6.5

Quarrel (360)

Quarrel (360)

Word war never changes… except for when it does.

Quarrel stresses the power of words. I mean that literally. Words are weapons in this hybrid of Risk and Scrabble, where I try to drive my enemies from their land by assembling the highest-scoring word from a jumble of eight letters. It’s like if the kids from Scripps decided to take over the world.

If this sounds familiar it’s because Quarrel isn’t new. It was released for the iPad last fall and quickly commandeered every spare minute of my life, eventually making Paste’s list of the best mobile games of 2011. The only problem with the original Quarrel is that it lacks any kind of multiplayer mode. This is a game built to be played with friends but all I can do with it is face the same ten computer opponents over and over.

The Xbox Live version fixes that. This new Quarrel lets me lose to up to three real life people at once. Even when playing without a headset, as I often do when I’m not facing friends, human opponents are distinguishable from computer foes, and vastly preferable. People are erratic and unpredictable, prone to nervousness and mental lapses, and regularly upend strategies (intentionally or unintentionally) and force new ones to be devised on the fly. They lack the robotic consistency of Quarrel’s cartoonish characters, such as the professorial Rex or the aggressive Malik. Real people keep things interesting.

quarrel battle.jpg

Multiplayer is perfect for Quarrel. It makes the game into what it should have been all along. It’s a crucial development that will hopefully be added to the iPad version (or its inevitable sequel). I hope that happens soon, because otherwise I can’t stand playing it on the Xbox.

I’ve complained about the virtual joystick and buttons of iPad games before, but Quarrel has the opposite problem. The original is perfectly conceived for a touch screen. To spell a word I just tap the letters I want. If I want to wipe those away and start spelling a new world I only have to hit a single button. It’s quick and simple and close to second-hand nature to a guy who types for a living.

Obviously the Xbox 360 doesn’t have a touch screen. In this version I have to cycle through each letter with the joystick until I reach the one I want to use and then press a button. Repeat that for every letter, all the way up to eight for an unbeatable anagram (Quarrel’s version of a WMD). If I enter the wrong letter I have to manually cancel it out with a button press, all while the clock is ticking down to my doom.

quarrel screen.jpg

The controller almost ruins Quarrel. I lose at least one battle in every game against a good player because of the sluggish controls. Nothing in games is more frustrating than losing because of the controls instead of my own mental or manual mistakes.

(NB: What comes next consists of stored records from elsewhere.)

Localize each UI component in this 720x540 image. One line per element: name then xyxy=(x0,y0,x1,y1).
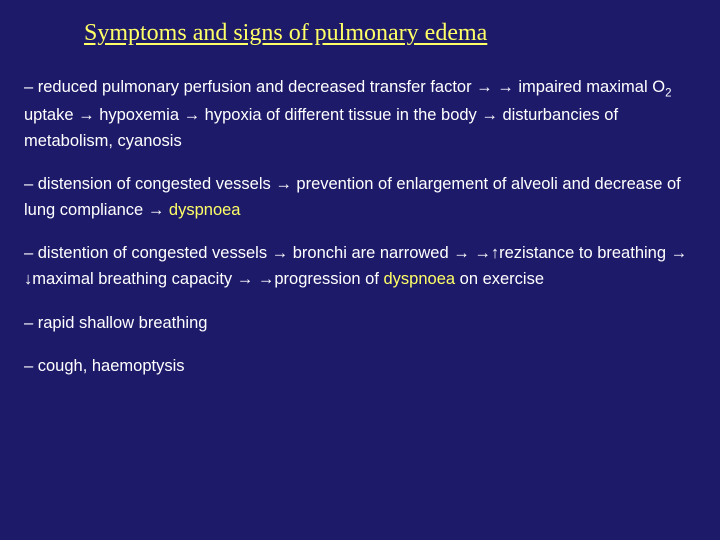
bullet-1-text-b: uptake → hypoxemia → hypoxia of differen… xyxy=(24,106,618,150)
bullet-3: – distention of congested vessels → bron… xyxy=(24,241,696,292)
subscript-2: 2 xyxy=(665,87,671,99)
bullet-2-text: – distension of congested vessels → prev… xyxy=(24,175,681,219)
bullet-5: – cough, haemoptysis xyxy=(24,354,696,380)
bullet-1: – reduced pulmonary perfusion and decrea… xyxy=(24,75,696,154)
slide-title: Symptoms and signs of pulmonary edema xyxy=(24,20,696,47)
bullet-3-text-b: on exercise xyxy=(455,270,544,288)
bullet-4: – rapid shallow breathing xyxy=(24,311,696,337)
bullet-2-highlight: dyspnoea xyxy=(169,201,241,219)
bullet-1-text-a: – reduced pulmonary perfusion and decrea… xyxy=(24,78,665,96)
bullet-3-highlight: dyspnoea xyxy=(384,270,456,288)
bullet-3-text-a: – distention of congested vessels → bron… xyxy=(24,244,687,288)
bullet-2: – distension of congested vessels → prev… xyxy=(24,172,696,223)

And even when I clearly make a mistake, like entering a word so fast that I misspell it, I’m used to a Quarrel where that mistake can be instantly deleted and quickly fixed well within the time limit. That’s often impossible in this Quarrel.

So what’s more important, playing Quarrel with friends, or playing it with controls that don’t send me into a blind rage? As much of an improvement as multiplayer proves, it can’t outweigh the fundamental problem at the heart of this adaptation. In the original you can spell almost at the speed of thought, whereas now there’s an extra barrier between thought and action. That’s not good for a game as split-second tight as Quarrel. Any Quarrel might be better than no Quarrel, but anybody familiar with the iPad version is bound to be disappointed.


Quarrel was developed by Denki and published by UTV Ignition. This review is of the new Xbox Box Live Arcade version. It was previously released in 2011 for the iPad.